Ces différences de tension qu’il y a entre la perception et sa matière, entre le sujet et l’objet, ne relèvent point d’une philosophie des catégories, mais appartiennent à l’essence même de la vie. La contraction des mouvements matériels en qualités sensibles, l’épaisseur de durée donnée à notre perception par notre mémoire, ce sont des accumulations analogues à ces réserves de matière, d’énergie, qui constituent les tissus des corps vivants. « S’il y a des actions libres ou tout au moins partiellement indéterminées, elles ne peuvent appartenir qu’à des êtres capables de fixer, de loin en loin, le devenir sur lequel leur propre devenir s’applique, de le solidifier en moments distincts, d’en condenser ainsi la matière, et, en se l’assimilant, de la digérer en mouvements de réaction qui passeront à travers les mailles de la nécessité naturelle. La plus ou moins haute tension de leur durée qui exprime, au fond, leur plus ou moins grande intensité de vie, détermine ainsi et la force de concentration de leur perception et le degré de leur liberté. L’indépendance de leur action sur la matière ambiante s’affirme de mieux en mieux à mesure qu’ils se dégagent davantage du rythme selon lequel cette matière s’écoule[70]. »

La théorie de la vie et de la durée qui en se détendant deviennent ordre intellectuel et réalité spatiale est assez justement rapprochée par M. René Berthelot de la théorie de Ravaisson sur l’habitude.
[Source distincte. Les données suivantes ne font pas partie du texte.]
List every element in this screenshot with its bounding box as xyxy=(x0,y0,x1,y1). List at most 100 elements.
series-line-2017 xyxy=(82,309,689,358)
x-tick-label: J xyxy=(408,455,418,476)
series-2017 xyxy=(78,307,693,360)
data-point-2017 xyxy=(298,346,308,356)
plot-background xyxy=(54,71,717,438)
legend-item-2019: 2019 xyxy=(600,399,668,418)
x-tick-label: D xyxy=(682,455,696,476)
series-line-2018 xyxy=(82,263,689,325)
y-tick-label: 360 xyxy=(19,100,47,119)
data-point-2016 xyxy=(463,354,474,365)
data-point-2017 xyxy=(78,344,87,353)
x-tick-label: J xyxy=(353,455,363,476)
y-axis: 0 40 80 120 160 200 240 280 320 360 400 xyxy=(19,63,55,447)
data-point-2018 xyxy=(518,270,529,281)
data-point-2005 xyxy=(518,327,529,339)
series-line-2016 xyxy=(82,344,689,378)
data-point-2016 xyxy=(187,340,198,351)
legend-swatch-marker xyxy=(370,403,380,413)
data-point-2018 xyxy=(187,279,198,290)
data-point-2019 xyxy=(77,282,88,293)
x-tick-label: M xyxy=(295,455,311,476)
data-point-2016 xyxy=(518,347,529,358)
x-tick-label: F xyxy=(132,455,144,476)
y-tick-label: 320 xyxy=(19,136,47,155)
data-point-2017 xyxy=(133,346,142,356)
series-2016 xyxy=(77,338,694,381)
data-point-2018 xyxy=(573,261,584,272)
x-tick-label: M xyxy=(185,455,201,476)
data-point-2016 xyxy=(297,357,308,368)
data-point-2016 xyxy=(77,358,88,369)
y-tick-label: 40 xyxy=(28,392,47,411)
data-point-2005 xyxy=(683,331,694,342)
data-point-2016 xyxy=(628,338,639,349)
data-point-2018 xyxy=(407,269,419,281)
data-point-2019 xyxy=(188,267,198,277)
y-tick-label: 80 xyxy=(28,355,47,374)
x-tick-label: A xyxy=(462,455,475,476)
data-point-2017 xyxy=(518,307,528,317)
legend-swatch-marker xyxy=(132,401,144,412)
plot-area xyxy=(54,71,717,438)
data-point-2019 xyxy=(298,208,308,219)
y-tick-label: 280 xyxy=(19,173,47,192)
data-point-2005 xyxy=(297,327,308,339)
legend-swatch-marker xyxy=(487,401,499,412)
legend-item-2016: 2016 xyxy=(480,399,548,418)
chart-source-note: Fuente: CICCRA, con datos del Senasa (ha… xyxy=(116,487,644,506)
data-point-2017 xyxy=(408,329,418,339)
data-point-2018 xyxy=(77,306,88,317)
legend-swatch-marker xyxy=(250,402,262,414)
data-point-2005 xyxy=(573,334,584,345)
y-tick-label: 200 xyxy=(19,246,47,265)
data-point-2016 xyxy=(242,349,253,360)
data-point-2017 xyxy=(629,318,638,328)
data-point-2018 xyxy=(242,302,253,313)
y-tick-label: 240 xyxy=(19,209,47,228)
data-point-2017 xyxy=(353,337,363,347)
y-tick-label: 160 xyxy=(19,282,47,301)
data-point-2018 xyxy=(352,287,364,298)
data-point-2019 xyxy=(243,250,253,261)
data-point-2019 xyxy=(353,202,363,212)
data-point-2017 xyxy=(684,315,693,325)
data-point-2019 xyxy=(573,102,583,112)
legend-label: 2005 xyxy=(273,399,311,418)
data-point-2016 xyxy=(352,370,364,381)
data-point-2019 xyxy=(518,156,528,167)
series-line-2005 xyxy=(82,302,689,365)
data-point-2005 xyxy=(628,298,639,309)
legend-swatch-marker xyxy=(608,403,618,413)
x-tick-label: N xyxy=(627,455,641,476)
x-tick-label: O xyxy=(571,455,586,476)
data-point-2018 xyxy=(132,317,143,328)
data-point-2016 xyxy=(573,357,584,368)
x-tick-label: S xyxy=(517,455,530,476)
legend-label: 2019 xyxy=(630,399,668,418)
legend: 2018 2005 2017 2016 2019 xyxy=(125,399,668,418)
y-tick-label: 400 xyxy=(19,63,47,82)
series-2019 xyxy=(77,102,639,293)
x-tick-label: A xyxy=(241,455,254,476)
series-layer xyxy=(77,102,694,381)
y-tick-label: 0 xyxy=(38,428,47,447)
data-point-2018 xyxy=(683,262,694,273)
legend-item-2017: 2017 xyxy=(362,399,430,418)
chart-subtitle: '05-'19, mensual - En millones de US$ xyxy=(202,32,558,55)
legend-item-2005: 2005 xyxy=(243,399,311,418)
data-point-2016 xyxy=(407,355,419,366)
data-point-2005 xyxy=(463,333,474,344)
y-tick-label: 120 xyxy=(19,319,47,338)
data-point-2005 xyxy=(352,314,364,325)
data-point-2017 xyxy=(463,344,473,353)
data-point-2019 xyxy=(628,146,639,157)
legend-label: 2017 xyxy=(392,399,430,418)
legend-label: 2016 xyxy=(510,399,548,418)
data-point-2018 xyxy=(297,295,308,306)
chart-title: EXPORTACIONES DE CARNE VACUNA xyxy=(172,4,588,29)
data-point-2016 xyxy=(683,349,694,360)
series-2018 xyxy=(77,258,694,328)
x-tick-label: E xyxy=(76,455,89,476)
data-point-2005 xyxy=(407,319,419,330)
Ravaisson a creusé avec une intuition admirable l’idée de la spontanéité qui devient automatisme. Il y arrive en méditant l’acte de la pensée pure, la théologie d’Aristote. Quelle que soit chez M. Bergson la part de certaines idées scientifiques, comme la réflexion sur le principe de Carnot, de certaines études de détail portant sur des faits privilégiés, c’est bien d’un centre métaphysique qu’il est lui aussi parti, et toujours l’image vivante du Cogito nous revient, à son propos, invinciblement à l’idée.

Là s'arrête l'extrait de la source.